= The New York Forum =

The New York Forum is a New York-based organization, holding an annual meeting in New York City that brings together political and business leaders from around the world as well as journalists. The Forum was founded in 2010 by French event producer Richard Attias.

==Origins==

The New York Forum was initiated by Richard Attias, former organizer of the World Economic Forum and co-founder of the Clinton Global Initiative in order to create a global meeting "dedicated to growth". Attias wanted to create "an event exclusively dedicated to economic issues" that would be solution oriented.

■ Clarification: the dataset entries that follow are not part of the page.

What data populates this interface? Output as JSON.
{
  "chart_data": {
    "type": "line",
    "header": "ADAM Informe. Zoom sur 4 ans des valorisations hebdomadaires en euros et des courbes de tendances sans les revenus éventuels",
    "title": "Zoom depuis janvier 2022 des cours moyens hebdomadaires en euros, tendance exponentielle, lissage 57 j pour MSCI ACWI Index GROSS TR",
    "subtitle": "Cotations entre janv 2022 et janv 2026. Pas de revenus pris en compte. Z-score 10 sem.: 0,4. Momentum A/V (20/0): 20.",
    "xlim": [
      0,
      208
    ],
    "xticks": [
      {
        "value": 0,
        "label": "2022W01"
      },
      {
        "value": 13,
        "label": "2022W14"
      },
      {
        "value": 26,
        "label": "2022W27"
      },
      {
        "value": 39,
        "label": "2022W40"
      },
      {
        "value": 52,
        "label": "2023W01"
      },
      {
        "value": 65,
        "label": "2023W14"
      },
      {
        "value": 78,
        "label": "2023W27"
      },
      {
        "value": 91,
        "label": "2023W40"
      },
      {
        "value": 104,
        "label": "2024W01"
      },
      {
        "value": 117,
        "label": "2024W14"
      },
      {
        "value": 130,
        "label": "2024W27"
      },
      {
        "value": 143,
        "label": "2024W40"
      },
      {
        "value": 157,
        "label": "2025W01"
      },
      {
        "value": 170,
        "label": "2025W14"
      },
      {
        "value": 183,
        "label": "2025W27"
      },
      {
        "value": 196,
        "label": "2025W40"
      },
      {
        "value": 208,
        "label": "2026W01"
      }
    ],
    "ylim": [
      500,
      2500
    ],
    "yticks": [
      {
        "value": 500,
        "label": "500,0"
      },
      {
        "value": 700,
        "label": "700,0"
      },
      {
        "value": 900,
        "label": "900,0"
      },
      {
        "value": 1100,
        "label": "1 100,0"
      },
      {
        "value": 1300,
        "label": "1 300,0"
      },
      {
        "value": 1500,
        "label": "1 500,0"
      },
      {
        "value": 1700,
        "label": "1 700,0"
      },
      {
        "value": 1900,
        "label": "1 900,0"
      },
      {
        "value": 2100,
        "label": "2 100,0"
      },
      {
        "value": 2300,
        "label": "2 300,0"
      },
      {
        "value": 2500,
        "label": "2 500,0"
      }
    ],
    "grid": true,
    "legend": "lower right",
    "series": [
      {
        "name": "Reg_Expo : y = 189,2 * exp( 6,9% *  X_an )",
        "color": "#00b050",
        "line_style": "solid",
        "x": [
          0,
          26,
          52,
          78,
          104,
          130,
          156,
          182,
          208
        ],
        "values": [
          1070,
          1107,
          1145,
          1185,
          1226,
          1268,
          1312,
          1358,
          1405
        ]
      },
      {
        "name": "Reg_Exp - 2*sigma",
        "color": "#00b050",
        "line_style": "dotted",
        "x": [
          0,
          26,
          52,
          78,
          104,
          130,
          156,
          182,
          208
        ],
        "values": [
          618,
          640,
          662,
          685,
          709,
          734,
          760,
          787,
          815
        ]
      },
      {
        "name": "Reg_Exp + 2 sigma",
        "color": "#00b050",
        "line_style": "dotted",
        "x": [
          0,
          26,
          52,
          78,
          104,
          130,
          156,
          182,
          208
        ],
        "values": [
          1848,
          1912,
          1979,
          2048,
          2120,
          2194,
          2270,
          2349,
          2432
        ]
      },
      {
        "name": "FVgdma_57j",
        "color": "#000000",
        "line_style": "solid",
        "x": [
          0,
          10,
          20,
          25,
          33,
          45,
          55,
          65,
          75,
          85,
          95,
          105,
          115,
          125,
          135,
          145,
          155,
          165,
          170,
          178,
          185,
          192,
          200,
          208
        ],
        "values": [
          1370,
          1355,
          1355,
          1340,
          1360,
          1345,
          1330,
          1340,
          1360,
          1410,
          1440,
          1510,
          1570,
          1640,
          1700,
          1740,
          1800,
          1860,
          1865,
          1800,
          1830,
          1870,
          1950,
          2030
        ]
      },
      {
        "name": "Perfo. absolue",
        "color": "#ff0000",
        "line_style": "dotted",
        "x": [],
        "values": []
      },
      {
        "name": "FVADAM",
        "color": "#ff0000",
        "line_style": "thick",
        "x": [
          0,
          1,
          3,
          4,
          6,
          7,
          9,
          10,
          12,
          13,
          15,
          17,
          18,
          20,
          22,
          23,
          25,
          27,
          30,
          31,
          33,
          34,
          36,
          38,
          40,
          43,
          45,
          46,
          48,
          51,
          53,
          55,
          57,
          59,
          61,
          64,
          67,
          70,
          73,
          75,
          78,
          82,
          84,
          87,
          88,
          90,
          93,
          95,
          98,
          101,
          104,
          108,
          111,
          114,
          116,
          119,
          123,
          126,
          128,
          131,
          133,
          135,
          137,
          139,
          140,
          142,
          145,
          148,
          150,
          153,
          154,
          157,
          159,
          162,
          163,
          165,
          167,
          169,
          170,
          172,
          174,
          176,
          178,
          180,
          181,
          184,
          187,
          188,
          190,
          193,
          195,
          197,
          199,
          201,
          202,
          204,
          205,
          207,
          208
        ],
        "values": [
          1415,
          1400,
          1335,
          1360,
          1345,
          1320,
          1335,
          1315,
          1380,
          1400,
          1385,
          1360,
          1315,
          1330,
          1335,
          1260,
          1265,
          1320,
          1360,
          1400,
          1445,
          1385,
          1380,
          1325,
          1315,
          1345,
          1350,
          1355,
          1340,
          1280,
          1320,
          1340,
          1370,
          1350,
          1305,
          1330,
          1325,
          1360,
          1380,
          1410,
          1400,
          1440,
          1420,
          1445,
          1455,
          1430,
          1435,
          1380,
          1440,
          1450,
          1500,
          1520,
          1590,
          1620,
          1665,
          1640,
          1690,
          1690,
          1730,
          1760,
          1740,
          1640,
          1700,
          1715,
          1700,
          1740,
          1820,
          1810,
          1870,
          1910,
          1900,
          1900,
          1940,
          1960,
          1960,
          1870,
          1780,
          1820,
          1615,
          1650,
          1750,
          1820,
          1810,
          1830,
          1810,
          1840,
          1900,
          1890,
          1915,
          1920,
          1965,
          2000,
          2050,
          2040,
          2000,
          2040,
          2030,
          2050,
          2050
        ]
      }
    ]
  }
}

==Participants and activities==

Over the years participants have included Secretary of State Hillary Clinton, New York Mayor Michael Bloomberg, businessman Ricardo Salinas and IMF director Christine Lagarde.

The New York Forum has built its own economic think-tank, The New York Forum Institute, created for "testing, exploring and sharing ways to rebuild confidence and credibility, and to reinvigorate the economy".

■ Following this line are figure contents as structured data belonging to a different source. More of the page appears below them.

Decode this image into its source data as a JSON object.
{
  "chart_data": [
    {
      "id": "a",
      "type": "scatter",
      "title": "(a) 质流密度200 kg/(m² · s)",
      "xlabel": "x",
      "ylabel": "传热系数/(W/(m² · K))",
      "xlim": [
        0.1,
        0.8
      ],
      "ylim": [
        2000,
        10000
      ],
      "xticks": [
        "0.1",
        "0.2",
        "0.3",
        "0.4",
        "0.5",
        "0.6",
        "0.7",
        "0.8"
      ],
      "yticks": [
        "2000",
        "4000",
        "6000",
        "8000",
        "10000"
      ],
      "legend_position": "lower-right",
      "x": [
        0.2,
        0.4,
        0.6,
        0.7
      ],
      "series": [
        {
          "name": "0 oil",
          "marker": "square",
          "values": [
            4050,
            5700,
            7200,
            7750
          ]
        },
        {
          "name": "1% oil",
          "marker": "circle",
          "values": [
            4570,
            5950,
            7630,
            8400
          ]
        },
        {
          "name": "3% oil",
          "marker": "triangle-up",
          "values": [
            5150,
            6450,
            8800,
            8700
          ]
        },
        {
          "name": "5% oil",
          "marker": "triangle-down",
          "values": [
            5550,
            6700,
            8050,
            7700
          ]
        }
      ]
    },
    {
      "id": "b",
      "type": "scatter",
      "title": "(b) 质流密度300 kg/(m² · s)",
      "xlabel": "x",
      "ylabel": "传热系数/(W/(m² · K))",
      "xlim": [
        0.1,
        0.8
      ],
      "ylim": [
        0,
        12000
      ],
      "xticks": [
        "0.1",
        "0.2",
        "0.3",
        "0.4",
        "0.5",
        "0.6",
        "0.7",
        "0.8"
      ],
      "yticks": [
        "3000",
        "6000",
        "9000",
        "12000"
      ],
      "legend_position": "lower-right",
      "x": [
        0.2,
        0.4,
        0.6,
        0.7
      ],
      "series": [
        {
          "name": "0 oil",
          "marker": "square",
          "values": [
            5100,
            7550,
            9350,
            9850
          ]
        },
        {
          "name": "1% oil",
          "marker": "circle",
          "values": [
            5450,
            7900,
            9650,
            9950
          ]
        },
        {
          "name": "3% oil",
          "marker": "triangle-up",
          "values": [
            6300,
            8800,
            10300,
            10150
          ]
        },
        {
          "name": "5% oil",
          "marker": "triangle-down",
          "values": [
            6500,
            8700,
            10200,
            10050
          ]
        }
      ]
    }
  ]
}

The two main topics of the 2014 discussions were 'Is technology killing jobs?' and 'What will be the economic impact of climate change?'.

===New York Forum Africa===

From June 8 to 10, 2012, the first edition of The New York Forum AFRICA was held in Libreville, Gabon. Many personalities such as Robert De Niro and Muhammad Yunus took part in the debates about Africa's economic future.

The Last New York Forum Africa took place from May 23 to 25, 2014 and focused on transformation of the continent: unlocking the competitiveness of the African economy through building value chains around the transformation of the continent's natural resources. Speakers and participants included President Paul Kagame from Rwanda, Laurent Fabius, French Minister of Foreign Affairs and International Development, Vicente Fox, ex-President of Mexico, Youssou N’Dour, former Minister of Tourism and Culture of Senegal, Tunisia's former Minister of Finance Jaloul Ayed, UN Under-Secretary General and Executive Secretary of ECA Carlos Lopes, International recording artist Akon, among others.